Forums emphasize side effects and more people seem to post either with side effects or with a decision not to take meds. I only post with my own situation but in my experience with family and friends, they all take the meds and don't suffer too badly.
My main concern with all of these aromatase inhibitors is the long term effects for overall health. Research shows there are known deleterious effects of estrogen deprivation in healthy women under 50, accelerating the development of age-related diseases. According to the study, these women were not on AIs, but underwent bilateral oophorectomy. Currently age 49 and having been on anastrozole for a year, I have to wonder if it's the best long term health care decision for what I was told was a very common cancer that was caught very early.

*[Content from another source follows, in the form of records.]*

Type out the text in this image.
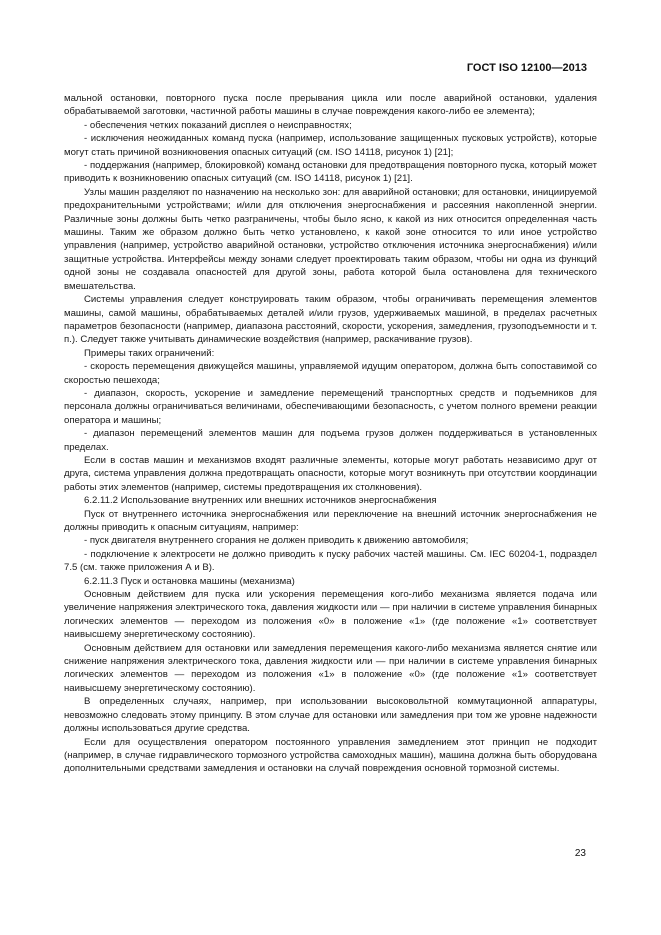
ГОСТ ISO 12100—2013

мальной остановки, повторного пуска после прерывания цикла или после аварийной остановки, удаления обрабатываемой заготовки, частичной работы машины в случае повреждения какого-либо ее элемента);

- обеспечения четких показаний дисплея о неисправностях;

- исключения неожиданных команд пуска (например, использование защищенных пусковых устройств), которые могут стать причиной возникновения опасных ситуаций (см. ISO 14118, рисунок 1) [21];

- поддержания (например, блокировкой) команд остановки для предотвращения повторного пуска, который может приводить к возникновению опасных ситуаций (см. ISO 14118, рисунок 1) [21].

Узлы машин разделяют по назначению на несколько зон: для аварийной остановки; для остановки, инициируемой предохранительными устройствами; и/или для отключения энергоснабжения и рассеяния накопленной энергии. Различные зоны должны быть четко разграничены, чтобы было ясно, к какой из них относится определенная часть машины. Таким же образом должно быть четко установлено, к какой зоне относится то или иное устройство управления (например, устройство аварийной остановки, устройство отключения источника энергоснабжения) и/или защитные устройства. Интерфейсы между зонами следует проектировать таким образом, чтобы ни одна из функций одной зоны не создавала опасностей для другой зоны, работа которой была остановлена для технического вмешательства.

Системы управления следует конструировать таким образом, чтобы ограничивать перемещения элементов машины, самой машины, обрабатываемых деталей и/или грузов, удерживаемых машиной, в пределах расчетных параметров безопасности (например, диапазона расстояний, скорости, ускорения, замедления, грузоподъемности и т. п.). Следует также учитывать динамические воздействия (например, раскачивание грузов).

Примеры таких ограничений:

- скорость перемещения движущейся машины, управляемой идущим оператором, должна быть сопоставимой со скоростью пешехода;

- диапазон, скорость, ускорение и замедление перемещений транспортных средств и подъемников для персонала должны ограничиваться величинами, обеспечивающими безопасность, с учетом полного времени реакции оператора и машины;

- диапазон перемещений элементов машин для подъема грузов должен поддерживаться в установленных пределах.

Если в состав машин и механизмов входят различные элементы, которые могут работать независимо друг от друга, система управления должна предотвращать опасности, которые могут возникнуть при отсутствии координации работы этих элементов (например, системы предотвращения их столкновения).

6.2.11.2 Использование внутренних или внешних источников энергоснабжения

Пуск от внутреннего источника энергоснабжения или переключение на внешний источник энергоснабжения не должны приводить к опасным ситуациям, например:

- пуск двигателя внутреннего сгорания не должен приводить к движению автомобиля;

- подключение к электросети не должно приводить к пуску рабочих частей машины. См. IEC 60204-1, подраздел 7.5 (см. также приложения А и В).

6.2.11.3 Пуск и остановка машины (механизма)

Основным действием для пуска или ускорения перемещения кого-либо механизма является подача или увеличение напряжения электрического тока, давления жидкости или — при наличии в системе управления бинарных логических элементов — переходом из положения «0» в положение «1» (где положение «1» соответствует наивысшему энергетическому состоянию).

Основным действием для остановки или замедления перемещения какого-либо механизма является снятие или снижение напряжения электрического тока, давления жидкости или — при наличии в системе управления бинарных логических элементов — переходом из положения «1» в положение «0» (где положение «1» соответствует наивысшему энергетическому состоянию).

В определенных случаях, например, при использовании высоковольтной коммутационной аппаратуры, невозможно следовать этому принципу. В этом случае для остановки или замедления при том же уровне надежности должны использоваться другие средства.

Если для осуществления оператором постоянного управления замедлением этот принцип не подходит (например, в случае гидравлического тормозного устройства самоходных машин), машина должна быть оборудована дополнительными средствами замедления и остановки на случай повреждения основной тормозной системы.

23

Thanks for your reply from one Jayne to another❤️Hope you continue to do well.
The decision may be different for DCIS (invasive) which I believe is what @callalloo (can you confirm?) had, and, say, an invasive ductal or lobular cancer with a grade of 2 or 3. It is important to emphasize that our paths will differ depending on the severity of our situations.
Some tests label a risk of 5% as "high." I think it is also important to remember that with hormonal cancers, risk continues to rise over the years. Taking meds can lessen that rise for a time.

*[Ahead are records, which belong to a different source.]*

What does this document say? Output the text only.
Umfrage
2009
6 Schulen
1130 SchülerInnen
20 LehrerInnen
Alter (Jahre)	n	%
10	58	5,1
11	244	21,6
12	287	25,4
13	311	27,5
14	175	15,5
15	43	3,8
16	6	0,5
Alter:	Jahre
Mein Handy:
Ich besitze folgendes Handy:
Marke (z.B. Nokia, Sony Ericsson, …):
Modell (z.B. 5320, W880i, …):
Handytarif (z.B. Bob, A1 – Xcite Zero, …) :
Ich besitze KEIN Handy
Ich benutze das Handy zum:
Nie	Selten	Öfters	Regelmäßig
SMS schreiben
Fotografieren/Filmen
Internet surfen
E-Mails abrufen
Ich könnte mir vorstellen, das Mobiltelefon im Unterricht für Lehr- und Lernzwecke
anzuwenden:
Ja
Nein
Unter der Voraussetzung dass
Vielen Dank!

I don't know how many of the people posting here had the OncotypeDX, or other genomics test, to evaluate likely risk of recurrence. I wish more women were automatically informed of any and all tests that might help them make some treatment decisions. I had a lumpectomy in October 2021 and an OncotypeDX score that yielded a "risk of recurrence of 3% within 9 years" if I took an aromatase inhibitor. Using the industry statistic that two oncologists cited to me, wherein aromatase inhibitors are considered to reduce recurrence risk by about 45% over 5 years, I calculate that my risk of recurrence is a little over 5% if I don't take aromatase inhibitors.

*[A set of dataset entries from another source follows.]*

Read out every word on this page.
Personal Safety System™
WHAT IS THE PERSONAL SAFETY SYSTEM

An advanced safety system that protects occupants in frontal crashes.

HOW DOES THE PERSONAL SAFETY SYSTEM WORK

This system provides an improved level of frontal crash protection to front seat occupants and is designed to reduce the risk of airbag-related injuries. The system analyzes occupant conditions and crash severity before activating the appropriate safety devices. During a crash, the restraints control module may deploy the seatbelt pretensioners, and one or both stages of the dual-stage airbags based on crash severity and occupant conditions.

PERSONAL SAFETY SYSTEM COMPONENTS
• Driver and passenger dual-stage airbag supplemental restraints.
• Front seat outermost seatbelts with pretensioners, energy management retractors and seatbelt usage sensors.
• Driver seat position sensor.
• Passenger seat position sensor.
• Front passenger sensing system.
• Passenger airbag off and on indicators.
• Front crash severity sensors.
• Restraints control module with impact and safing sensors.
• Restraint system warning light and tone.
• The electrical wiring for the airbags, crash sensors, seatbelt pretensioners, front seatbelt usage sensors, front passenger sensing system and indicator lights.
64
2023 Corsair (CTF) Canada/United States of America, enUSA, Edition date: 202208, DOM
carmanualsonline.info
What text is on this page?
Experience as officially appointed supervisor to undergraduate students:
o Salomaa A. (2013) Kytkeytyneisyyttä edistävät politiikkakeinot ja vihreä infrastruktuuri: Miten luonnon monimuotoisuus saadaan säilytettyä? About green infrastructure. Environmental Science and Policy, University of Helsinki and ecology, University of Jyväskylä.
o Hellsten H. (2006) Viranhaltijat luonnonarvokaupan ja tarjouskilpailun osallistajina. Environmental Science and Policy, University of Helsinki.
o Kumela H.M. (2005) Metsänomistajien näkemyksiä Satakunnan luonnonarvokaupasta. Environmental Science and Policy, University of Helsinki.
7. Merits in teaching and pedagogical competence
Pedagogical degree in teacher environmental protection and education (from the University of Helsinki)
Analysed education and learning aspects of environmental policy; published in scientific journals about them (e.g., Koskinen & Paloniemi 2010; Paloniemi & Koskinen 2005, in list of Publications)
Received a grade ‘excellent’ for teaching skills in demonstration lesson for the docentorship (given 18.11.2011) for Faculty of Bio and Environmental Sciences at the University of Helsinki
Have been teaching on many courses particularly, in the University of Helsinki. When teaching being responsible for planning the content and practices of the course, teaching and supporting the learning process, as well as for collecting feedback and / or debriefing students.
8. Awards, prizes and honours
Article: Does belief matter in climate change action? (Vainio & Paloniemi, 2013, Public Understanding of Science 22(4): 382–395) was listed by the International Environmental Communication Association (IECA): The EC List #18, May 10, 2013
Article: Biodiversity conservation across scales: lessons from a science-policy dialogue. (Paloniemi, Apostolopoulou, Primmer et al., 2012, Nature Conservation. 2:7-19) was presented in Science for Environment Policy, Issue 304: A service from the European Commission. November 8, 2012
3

I had a strong reaction to the drugs and made a decision that the risk/reward profile for them wasn't one that I felt comfortable with for quality of life reasons. That's a decision that I was only able to make though because there is some credibility to the OncotypeDX test and the low risk of recurrence it yielded also matched what my two oncologists thought I would receive -- given the small size of the tumor, the early stage at which it was identified and removed with clean margins and a negative sentinel lymph node biopsy. But there are no guarantees to any of this so it's really important to take the time that you need to identify what path seems most comfortable. The one thing about taking the drugs is that one can change one's mind. Unlike radiation or chemo, where once done 'tis done, the drugs can be tried. Or changed for another if side effects are an issue. And in some cases the doses can be reduced. So whatever one decides it's not necessarily an irrevocable decision from which there's no looking back.
Thanks for the extra info. I still might ask, but your information helps. I really should know more about what exactly they are doing but I guess I feel a little overwhelmed sometimes. Thanks again.